Your words whisper in my ear. Your voice does things to me That haven’t been felt in years.
My heart races My insides quicken I want to hear more
I listen when I’m alone To be safe from disturbance. I listen while at work In hopes that no one notices The reaction your whisper creates. I listen before I sleep at night; You’re the last thing I want to hear.
Blow by blow, your words hit deep. The aching and longing are no strangers to me But nothing else does it justice, Not like they deserve.

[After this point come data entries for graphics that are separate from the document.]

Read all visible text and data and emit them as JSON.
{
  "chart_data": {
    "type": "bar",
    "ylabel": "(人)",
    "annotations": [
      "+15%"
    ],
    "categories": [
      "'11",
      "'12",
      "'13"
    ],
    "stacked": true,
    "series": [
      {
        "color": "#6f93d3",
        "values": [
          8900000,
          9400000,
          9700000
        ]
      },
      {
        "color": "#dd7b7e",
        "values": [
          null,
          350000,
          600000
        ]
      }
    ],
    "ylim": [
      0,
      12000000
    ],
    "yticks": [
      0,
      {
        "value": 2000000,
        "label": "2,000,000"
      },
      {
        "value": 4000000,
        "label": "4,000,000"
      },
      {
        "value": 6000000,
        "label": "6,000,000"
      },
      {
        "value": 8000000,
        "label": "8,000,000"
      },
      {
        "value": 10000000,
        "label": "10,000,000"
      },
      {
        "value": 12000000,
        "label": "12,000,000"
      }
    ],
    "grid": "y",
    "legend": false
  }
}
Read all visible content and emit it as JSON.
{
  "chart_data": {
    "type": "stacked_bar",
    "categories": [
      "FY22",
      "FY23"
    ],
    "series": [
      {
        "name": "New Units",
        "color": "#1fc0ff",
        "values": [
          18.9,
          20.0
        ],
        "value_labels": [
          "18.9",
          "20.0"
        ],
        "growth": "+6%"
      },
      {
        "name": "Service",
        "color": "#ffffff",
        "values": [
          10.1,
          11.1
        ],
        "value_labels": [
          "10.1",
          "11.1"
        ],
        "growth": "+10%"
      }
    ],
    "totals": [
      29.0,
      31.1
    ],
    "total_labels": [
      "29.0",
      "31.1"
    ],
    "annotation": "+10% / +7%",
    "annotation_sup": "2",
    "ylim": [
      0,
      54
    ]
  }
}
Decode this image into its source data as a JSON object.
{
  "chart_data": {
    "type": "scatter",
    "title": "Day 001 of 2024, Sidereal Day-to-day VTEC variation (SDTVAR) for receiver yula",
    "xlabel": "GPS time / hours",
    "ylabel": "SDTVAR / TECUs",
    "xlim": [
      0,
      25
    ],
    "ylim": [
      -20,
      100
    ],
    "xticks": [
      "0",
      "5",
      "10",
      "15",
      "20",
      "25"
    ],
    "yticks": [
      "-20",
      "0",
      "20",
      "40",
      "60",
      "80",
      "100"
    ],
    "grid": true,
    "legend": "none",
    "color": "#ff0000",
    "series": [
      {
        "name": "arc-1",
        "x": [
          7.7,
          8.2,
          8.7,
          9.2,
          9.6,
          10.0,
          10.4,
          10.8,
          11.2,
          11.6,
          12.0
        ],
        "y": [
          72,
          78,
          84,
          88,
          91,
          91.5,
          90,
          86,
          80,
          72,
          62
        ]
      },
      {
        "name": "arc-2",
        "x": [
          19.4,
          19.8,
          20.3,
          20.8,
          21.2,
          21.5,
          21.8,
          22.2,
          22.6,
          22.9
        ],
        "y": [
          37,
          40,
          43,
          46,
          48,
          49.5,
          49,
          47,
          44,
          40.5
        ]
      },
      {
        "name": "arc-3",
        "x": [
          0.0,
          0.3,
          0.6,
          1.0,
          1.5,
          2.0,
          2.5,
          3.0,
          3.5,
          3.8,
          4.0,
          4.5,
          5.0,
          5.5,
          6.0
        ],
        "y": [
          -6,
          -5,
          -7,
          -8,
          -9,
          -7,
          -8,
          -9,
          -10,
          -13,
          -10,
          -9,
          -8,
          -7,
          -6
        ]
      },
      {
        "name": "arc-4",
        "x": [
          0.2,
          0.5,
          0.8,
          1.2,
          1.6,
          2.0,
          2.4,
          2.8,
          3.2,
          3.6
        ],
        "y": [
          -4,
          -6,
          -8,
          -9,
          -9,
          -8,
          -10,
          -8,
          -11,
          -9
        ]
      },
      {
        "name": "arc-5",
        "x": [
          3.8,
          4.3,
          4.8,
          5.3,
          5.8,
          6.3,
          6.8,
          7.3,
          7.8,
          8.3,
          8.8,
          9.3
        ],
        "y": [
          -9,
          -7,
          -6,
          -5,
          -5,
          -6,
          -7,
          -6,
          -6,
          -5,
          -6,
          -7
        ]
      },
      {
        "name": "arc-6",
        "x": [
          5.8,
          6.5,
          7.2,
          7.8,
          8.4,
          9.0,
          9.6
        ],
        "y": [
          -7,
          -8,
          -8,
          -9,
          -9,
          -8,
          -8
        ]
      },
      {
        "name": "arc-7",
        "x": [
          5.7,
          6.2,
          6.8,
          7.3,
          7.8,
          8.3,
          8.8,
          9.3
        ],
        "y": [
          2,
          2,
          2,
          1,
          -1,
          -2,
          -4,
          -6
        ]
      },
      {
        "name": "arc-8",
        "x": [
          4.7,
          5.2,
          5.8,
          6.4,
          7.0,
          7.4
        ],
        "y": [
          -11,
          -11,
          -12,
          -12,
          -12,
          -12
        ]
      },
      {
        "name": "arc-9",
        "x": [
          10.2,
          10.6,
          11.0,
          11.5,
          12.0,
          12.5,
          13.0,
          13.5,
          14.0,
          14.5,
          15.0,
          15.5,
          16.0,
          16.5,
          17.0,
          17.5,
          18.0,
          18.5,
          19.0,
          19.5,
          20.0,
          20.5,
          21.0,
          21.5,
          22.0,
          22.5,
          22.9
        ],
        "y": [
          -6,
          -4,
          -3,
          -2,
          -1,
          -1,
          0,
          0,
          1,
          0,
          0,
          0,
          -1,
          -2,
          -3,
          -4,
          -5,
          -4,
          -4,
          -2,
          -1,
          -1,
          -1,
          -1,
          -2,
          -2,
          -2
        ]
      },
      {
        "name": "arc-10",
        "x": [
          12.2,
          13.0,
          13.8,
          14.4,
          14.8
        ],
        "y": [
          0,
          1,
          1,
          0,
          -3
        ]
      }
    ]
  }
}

Nothing can explain Or perfectly portray These feelings the same way.
Slowly she enters the room
and approaches the bed.
She’s not feeling too keen on much else
than having poetry read.
She opens the book,
scans the room,
and gives you the look
Your breathless monologues
are what she needs.
She’s not looking for more,
only for your words.
Your voice begins to trigger sensations down below
as she closes her eyes,
Your words soothe the tension
as each word is given careful attention,
knowing how each one caresses her mind,
seizing on the opportunity
to the revealing of her true beauty;
this is your one chance for unity.
She is captured by your guise.
You firmly believe the efforts are worthwhile.
The feeling is mutual
and catching you both by surprise.
she’s reached her peak.
There are no more words left to speak.
The mind is tired and the body is weak.
You lean in and say, ‘I guess I’ll be seeing you next week.’
Images and words suddenly appear, words I’ve longed for hitting deep as they wrap around and envelop me, overwhelming yet satisfying.
Since our last meeting your ghostly presence arrived in the oddest of places: romantic restaurants, quaint cafes, art galleries, long car drives, concert halls, walking in a park, every room of the house, and late at night in bed.
Days leading up to the most significant life events, it was you always there intervening and me not finding the right words to express the emptiness, the loss, the longing, the wanting.
Reunions are great, they say, as long as you don’t have to deal with the past, as long as it doesn’t control your present, and as long as the flame doesn’t consume you.
Yet, here I am standing steadily in the burning flames with you again.